Sarah, now playing Old Man Strong: "Can I have a beard on the mask?" Steve: "Beard on the mask is funny. And I laughed, so we're doing it."

Sofia (Becky the pregnant character) while in line to pee and we're told to improvise: "I'm pregnant, for Chrissake." Later I ended up knocking her over when told to back up (I note she has the giant foot injury) and she was totally fine, thank god.

"This stinking town, they record you when you pee. I would be so screwed," Steve, elaborating on being diabetic. Kyle: "That's too too much exposition, it can kill a rehearsal."

After Old Man Strong pees onstage: "Steve, can I run to him and stand in it?" -Paul Steve noted that last time they did it they had someone peeing out of a Camelback, but that was too much.

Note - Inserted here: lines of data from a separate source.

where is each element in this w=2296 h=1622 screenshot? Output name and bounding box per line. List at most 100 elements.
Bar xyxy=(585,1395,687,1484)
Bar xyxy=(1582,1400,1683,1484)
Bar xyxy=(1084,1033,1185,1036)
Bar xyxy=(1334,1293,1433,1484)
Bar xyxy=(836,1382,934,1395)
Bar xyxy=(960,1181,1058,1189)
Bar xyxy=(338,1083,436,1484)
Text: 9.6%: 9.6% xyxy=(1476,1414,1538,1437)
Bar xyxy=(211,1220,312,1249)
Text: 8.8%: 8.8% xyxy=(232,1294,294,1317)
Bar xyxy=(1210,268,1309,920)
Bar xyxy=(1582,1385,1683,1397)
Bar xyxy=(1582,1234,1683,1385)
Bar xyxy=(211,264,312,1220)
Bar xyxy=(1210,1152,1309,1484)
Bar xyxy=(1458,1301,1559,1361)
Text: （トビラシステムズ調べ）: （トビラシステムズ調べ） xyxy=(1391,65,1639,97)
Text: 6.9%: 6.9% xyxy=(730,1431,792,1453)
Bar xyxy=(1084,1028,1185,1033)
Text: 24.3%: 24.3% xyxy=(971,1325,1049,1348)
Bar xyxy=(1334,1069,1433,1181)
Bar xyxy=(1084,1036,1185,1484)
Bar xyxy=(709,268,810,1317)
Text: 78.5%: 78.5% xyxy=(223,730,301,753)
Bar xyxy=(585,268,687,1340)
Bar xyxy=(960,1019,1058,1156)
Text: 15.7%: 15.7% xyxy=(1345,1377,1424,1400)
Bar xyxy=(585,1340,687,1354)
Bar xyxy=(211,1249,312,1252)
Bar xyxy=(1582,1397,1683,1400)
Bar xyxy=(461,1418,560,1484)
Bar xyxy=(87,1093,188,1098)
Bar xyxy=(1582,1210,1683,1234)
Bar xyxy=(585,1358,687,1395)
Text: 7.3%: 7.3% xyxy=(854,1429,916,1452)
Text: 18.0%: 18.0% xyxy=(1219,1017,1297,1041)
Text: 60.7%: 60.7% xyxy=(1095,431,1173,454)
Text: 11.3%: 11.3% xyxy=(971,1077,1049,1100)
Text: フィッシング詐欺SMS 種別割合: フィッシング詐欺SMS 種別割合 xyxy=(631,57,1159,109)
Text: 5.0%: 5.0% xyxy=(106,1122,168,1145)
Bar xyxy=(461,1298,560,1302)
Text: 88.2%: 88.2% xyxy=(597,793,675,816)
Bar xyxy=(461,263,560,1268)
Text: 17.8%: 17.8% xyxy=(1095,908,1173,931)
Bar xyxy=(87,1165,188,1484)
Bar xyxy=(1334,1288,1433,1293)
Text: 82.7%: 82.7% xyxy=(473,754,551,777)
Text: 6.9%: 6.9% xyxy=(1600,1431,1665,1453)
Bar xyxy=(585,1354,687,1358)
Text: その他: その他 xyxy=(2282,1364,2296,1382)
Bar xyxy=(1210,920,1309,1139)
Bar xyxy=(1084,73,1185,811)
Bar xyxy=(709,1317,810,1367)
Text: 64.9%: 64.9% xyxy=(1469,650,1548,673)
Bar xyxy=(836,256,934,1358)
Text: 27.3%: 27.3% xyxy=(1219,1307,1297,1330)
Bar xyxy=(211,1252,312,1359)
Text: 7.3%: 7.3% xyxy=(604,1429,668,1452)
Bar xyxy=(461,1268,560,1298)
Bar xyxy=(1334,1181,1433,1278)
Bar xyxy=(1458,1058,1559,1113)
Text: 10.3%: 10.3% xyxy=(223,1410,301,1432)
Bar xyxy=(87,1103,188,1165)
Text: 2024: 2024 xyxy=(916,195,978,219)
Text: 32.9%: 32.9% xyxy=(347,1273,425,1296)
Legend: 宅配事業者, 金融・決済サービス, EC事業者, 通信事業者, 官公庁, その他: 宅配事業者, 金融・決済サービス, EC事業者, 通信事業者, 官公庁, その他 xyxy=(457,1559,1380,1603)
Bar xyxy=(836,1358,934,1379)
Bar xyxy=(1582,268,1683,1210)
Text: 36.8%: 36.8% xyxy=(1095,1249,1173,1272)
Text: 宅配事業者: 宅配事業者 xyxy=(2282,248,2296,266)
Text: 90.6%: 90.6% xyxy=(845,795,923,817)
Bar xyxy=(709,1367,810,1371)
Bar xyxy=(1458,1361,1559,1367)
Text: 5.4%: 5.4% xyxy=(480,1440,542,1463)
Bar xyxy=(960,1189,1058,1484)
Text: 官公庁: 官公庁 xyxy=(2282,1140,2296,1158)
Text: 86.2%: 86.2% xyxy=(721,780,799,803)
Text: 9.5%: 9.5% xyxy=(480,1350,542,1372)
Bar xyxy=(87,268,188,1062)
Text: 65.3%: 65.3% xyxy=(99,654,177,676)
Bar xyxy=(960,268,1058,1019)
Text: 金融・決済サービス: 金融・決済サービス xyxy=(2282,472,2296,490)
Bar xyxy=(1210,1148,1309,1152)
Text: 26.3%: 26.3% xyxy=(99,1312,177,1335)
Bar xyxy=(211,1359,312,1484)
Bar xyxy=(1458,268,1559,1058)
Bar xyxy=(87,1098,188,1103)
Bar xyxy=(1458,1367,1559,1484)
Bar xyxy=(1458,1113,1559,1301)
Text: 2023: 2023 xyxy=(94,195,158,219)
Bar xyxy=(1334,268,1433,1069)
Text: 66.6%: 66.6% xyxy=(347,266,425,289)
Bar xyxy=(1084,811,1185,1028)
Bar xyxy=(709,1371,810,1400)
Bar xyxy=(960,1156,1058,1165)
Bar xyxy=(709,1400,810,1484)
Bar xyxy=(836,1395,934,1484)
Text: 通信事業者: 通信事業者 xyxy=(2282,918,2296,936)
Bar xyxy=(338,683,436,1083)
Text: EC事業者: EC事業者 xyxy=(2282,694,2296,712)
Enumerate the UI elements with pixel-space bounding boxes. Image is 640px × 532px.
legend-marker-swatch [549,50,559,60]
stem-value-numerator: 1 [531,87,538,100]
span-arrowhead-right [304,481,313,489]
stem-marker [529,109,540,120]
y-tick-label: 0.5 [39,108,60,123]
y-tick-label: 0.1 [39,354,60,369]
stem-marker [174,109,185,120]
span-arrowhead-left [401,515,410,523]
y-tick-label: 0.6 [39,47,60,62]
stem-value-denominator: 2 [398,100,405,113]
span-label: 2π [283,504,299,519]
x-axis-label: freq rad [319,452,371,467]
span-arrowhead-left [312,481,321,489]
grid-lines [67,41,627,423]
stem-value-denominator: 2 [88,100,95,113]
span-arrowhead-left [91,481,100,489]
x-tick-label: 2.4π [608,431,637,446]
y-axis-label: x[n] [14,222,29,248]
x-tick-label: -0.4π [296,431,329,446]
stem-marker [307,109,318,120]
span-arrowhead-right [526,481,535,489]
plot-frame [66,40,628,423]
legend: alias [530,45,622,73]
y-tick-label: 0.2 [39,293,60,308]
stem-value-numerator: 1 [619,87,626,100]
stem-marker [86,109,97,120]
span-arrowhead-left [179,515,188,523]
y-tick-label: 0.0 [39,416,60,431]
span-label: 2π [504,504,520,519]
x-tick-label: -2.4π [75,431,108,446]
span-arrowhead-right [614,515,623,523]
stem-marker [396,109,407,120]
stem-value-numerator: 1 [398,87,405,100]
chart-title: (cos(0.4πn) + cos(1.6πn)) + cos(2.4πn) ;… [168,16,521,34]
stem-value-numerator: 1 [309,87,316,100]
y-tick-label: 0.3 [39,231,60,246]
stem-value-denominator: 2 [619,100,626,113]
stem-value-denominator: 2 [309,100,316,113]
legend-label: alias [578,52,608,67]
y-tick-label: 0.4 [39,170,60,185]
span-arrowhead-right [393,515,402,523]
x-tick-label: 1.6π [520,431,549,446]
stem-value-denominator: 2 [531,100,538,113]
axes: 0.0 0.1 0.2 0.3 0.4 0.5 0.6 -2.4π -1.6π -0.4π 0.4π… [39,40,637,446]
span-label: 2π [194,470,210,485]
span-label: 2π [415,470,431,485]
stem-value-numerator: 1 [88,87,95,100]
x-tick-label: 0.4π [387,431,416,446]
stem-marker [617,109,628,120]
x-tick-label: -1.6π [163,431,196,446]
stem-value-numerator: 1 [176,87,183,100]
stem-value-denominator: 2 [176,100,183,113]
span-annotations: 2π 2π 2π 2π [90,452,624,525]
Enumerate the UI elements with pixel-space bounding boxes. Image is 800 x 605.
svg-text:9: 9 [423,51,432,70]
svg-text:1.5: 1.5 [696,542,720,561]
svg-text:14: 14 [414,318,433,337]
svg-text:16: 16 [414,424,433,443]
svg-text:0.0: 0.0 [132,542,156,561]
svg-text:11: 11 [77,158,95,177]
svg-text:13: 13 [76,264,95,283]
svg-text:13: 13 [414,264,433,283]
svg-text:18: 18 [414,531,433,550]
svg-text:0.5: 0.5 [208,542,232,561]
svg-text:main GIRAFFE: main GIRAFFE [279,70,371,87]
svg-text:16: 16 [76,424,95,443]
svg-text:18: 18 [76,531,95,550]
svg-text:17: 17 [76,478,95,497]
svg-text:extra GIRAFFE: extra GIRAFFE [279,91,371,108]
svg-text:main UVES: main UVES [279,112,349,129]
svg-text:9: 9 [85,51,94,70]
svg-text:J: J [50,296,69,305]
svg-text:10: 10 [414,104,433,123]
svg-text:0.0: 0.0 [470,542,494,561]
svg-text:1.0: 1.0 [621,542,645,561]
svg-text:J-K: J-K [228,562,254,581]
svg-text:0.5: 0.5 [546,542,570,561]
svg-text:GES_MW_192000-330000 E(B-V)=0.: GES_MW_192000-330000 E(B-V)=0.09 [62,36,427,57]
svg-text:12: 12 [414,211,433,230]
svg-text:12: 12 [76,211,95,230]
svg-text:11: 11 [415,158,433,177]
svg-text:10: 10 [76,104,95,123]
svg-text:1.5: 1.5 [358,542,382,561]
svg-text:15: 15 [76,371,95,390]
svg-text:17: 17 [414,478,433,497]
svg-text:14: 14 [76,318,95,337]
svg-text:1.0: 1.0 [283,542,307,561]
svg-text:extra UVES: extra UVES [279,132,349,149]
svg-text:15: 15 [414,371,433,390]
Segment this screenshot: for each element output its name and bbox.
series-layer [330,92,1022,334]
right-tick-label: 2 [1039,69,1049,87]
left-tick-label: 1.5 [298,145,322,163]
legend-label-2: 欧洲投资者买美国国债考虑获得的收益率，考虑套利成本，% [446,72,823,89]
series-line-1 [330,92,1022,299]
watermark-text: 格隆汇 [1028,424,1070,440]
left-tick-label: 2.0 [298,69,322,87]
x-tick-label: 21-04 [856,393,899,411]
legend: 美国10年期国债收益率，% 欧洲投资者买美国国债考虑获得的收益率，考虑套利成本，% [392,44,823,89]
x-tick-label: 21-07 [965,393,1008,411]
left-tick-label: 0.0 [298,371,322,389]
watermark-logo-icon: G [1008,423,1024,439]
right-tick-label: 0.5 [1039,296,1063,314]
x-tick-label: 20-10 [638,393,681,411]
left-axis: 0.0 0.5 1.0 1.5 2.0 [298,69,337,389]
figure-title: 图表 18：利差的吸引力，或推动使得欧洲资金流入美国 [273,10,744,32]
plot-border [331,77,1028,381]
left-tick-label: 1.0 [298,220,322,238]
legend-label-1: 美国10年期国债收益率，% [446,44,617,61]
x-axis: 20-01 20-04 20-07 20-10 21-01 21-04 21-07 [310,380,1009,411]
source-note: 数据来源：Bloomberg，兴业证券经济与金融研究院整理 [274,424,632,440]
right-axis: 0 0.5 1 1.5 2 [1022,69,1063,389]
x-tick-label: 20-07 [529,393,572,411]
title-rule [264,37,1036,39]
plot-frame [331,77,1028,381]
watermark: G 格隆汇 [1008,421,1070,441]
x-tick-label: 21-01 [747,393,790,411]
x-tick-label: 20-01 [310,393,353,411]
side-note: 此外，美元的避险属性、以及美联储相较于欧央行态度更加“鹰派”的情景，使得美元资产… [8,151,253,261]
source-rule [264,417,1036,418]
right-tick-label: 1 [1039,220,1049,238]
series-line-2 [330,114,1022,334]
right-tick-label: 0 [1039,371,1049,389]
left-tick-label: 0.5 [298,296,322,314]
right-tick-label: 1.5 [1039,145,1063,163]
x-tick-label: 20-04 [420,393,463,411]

I started wondering if Evan and James are a couple, as they were sitting together tonight. If so, THEY HAVE THE SAME HAIR AND THAT'S ADORABLE. (Then I thought "well, Scott and I sometimes sat next to each other" and got sad....)

Paul and Sarah discovered that they live on the same street. Amy and I were all "you should carpool" and Steve was all, "Maybe you could wave to each other and take separate cars."

I note that somehow Old Man Strong doesn't notice that his wife was in the pee line behind him when saying his goodbyes ("tell my wife I love her"). The girls next to her are told to POINT at her. Steve: "She just lost her husband, but she won't care in a minute. He left a large life insurance policy."

Steve quotes:
"Whenever anyone stands in this number, you do the peepee dance."
"Wee wee never fail" is his favorite line in the show.
"Do I have any men in the poor?" He does not.
"You're doing the peepee dance while doing the Morlock walk."
"I make crap up. That's what directing is, you just just say it with confidence."
The back of the scene will have a bunch of posters for Urinetown that we hold up. He said he wants signs that say "dmtc.org," crossed out "org" and then write "com" and then crossed out com and write "org...
He also suggested chalk outlines for our bodies, "and if it's funny, I'm doing it!"
"Take about 3 minutes, go pee."
"You're terribly oppressed people who have to pee."
"DMTC Depends, who's gonna wear 'em?"
"Why Tiny Tom is a ghost, I have no clue."
"Toilet plunger with a gunshot sound effect...it's a very serious show."
"They'll yell at me. I don't care. I used to care. I don't care any more."
"I wasn't really upset, but it upset me." (Me: I'VE HAD THAT FEELING.)
"Jan and I found (here) from a TV commercial in 1977."